Async Streaming Lint / Autocomplete

ceramichacker · July 31, 2024, 7:59pm

Hi!

I’ve built a streaming parser / validator, which I would like to use for linting / providing autocompletion in a very long file.

Ideally, I would like to have a loop that runs when the editor is idle. It would:

parse ~50 lines or so
Add decorations for any syntax highlighting
Report any errors to the lint source
Provide autocompletion results if it has just parsed the cursor position, and if there are results to provide
Save a resumable “checkpoint” of its state
When the editor is next idle, repeat starting from the last saved checkpoint
On transactions that change the document, we would discard any checkpoints after the transaction start.

I can run these pieces separately:

I can create a StreamLanguage for the syntax highlighting
I can create an async Lint source for linting
I can create an async autocompletion source for autocompletion

But it’s a bit sad that I can’t reuse work between the 3.

Also, it doesn’t look like the lint source can return multiple times, so I would have to either return on the first linting error, or wait until the entire document has been linted before returning any errors.

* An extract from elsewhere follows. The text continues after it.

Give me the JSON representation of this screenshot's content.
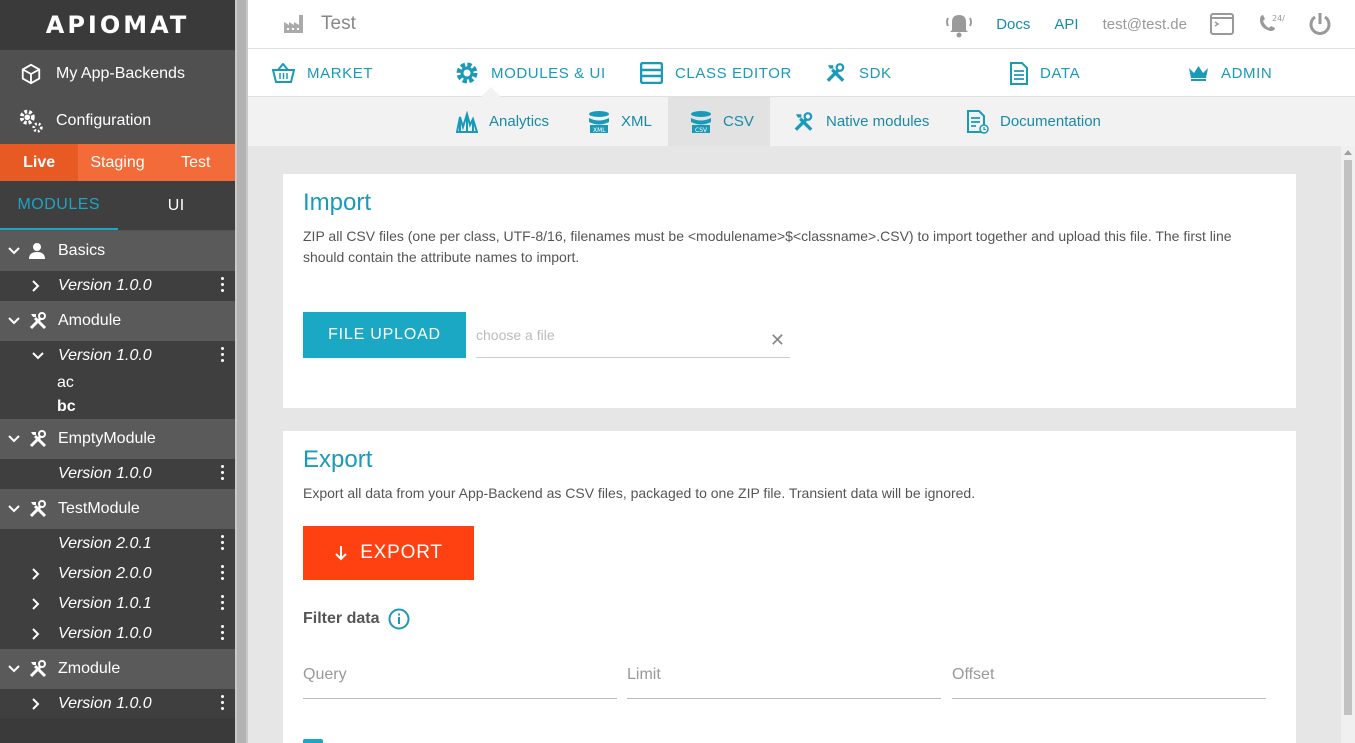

Even more problematically for this approach, it doesn’t look like I can store my “checkpoints” state in the lint source / autocompletion source.
Would the “correct” approach here be to:

run one copy of the parser as a stream language
run a second copy in a state field, which implements the “loop” by running transactions that update itself
have the lint source and autocompletion source just pull from the state field

Thanks!

marijn · August 1, 2024, 5:53am

Using setDiagnostics (instead of a regular lint source) to manage your linting should make updating the diagnostics from a state field rather straightforward. For completions, yes, it does make sense to store some kind of representation of the program in a state field and query that in the completion source function.

If possible, using a Lezer parser and having the other two processes use the syntax tree it produces might avoid duplicated work, but if you’re using a stream parser, that can only emit tokens, not a structured tree, so it might not be much use for that purpose.